The government has introduced anti-labor legislation seeking to legalize the right to “counter-strike,” i.e. emloyer lockout, which strengthens the authority of employers to fire striking workers, hire replacements and impose harsh penalties on those unions that infringe on management prerogatives.
It has enforced “anti-terrorist: laws that violate basic essential civil rights by prohibiting newspapers from printing announcements stemming from “terrorist organizations.” Numbers of newspaper editors and journalists have received stiff prison sentences for having the “audacity” to inform the public of the demands of “terrorist” organizations. It has passed legislation prohibiting citizens from placing political posters in public places, and has prohibited by executive fiat political gatherings in public workplaces.

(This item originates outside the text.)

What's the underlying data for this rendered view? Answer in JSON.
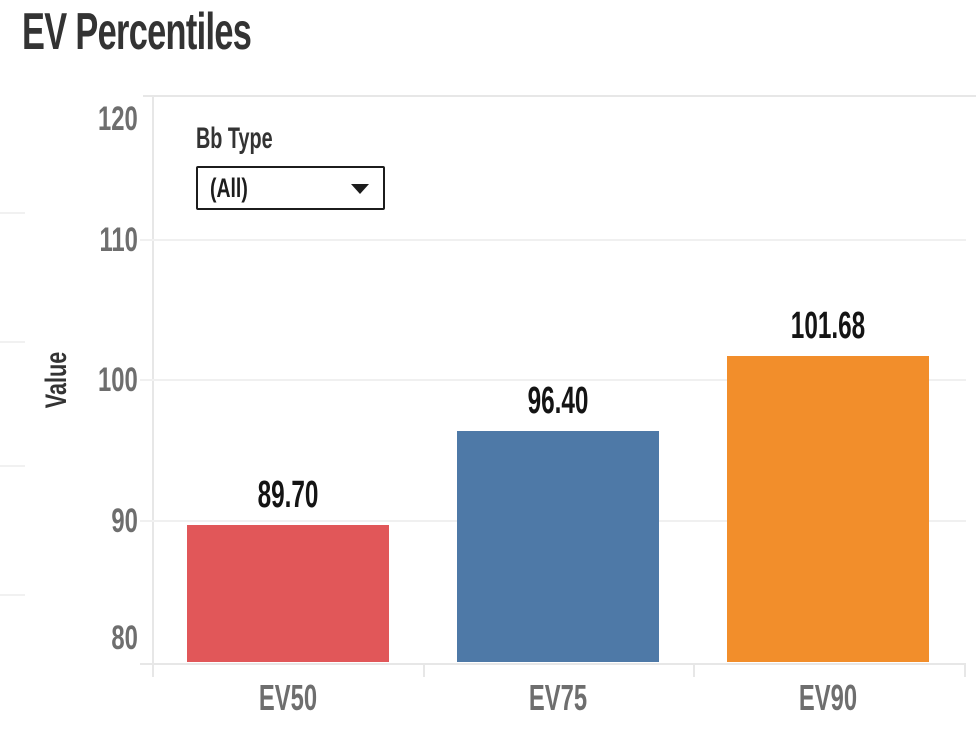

The neoliberal regime has also demonstrted no hesittion about employing brutal force in dispersing demonstrators and strikers. Under the conservative regime police brutality is widely practiced once again inside police stations, a practice that recently prompted Amnesty International to charge the ND government with the use of torture.
Municipal workers, health employees, bank and metal workers have engaged in militant strikes and have been countered by the heavy hand of the state. Thousands of workers in each case have taken their turn marching through the streets of Athens and Salonica during the first six months of 1992–and a hot fall is predicted by most trade union activists.
The current political situation in Greece as regards the forces of the Left, however, is not very promising. PASOK has long ago ceased being an explicitly modernizing socialist party and thus, while good at criticizing the policies of the neoliberal ND regime, would do very little to reverse these. PASOK is also dependent on EEC loans.
The Communist Left, for its part, is not only too fragmented these days to play any major role in political developments, but seems to have lost the capacity to provide real alternatives. The Greek Communist Party (KKE) in the last two years has lost thousands of members and supporters because of its long-standing Stalinist refusal to accept internal dialogue (it continues to expel people at the drop of a hat), while the Communist Youth Organization (KNE)–considered not long ago as the most active, best organized and highly disciplined communist youth organization in Western Europe–has split into three factions.
On the other hand, the Coalition of the Left (Synaspismos) remains a very loosely organized multitendencied movement and lacks a coherent program. New political movements that are more open to internal dialogue and capable of elaborating programs that build on promoting new models of economic development, and a new civic consciousness that respects the distinctness and autonomy of social organizations in civil society, are therefore a must for effectively challenging the irrational and humane project of neoliberal capitalism.